その様子を見て、アレクは胸の奥がじんわりと熱くなるのを感じた。
「……ただ、あいつは最後まで、本当に大切なものを持っていたことに気づかなかった……それが、哀れだと思うだけだ」
クリスは小さく頷き、視線を落とした。
「……本当に、大切なものを。あの人には、もう分からなかったんですね」
「ああ……最後まで、自分のプライドと肩書きにしがみついて、何も残せなかった」
アレクは静かに言い、手を膝の上に置いたまま、ふっと笑みを零した。
「俺は、もう後ろは振り返らない。

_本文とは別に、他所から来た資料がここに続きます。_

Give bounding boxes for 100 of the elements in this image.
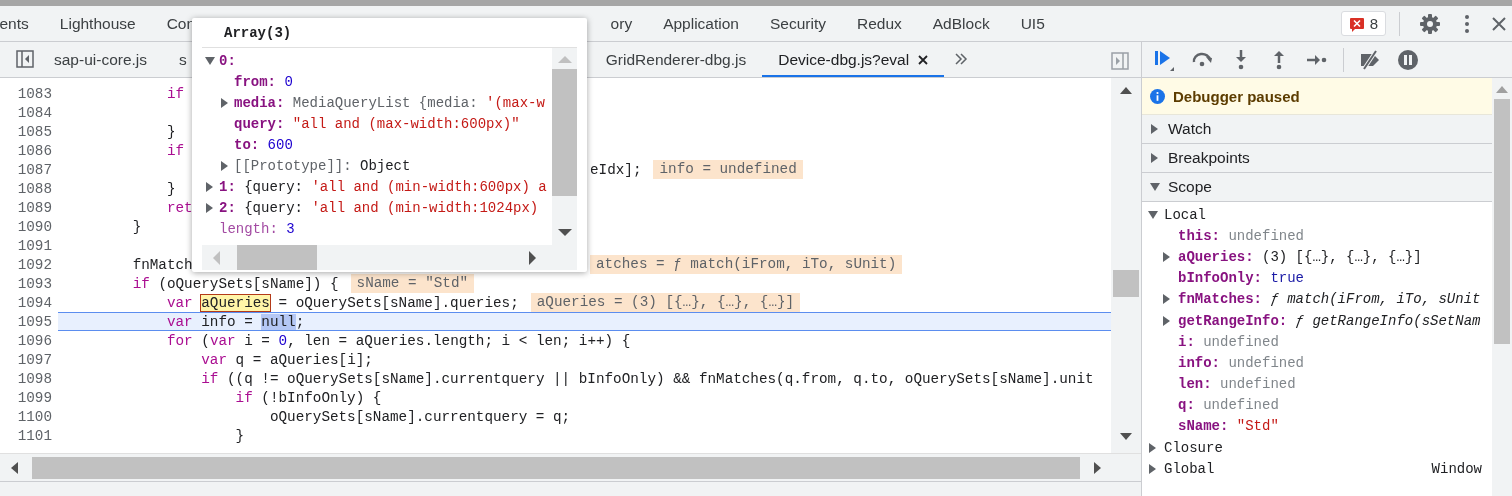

過去は過去だ。あいつがどうだったかなんて、今の俺には何の意味もない。大事なのは、この手で守るべきものだ」
「そうですね……」
クリスがそのように言った後、二人の間に春風が優しく吹き抜けた。
花びらが舞い、エリナが子どもに向けて手を伸ばし、柔らかな声で名前を呼ぶ。
その姿に、アレクの瞳が細められ、穏やかな光が宿る。
「……もう二度と、失わない。あの時の過ちを、繰り返さないためにもな」
アレクの言葉に、クリスが小さく息を吐き、笑みを浮かべた。
二人は再び静かに庭の光景を見つめ、心の奥でそれぞれの誓いを新たにしたのだった。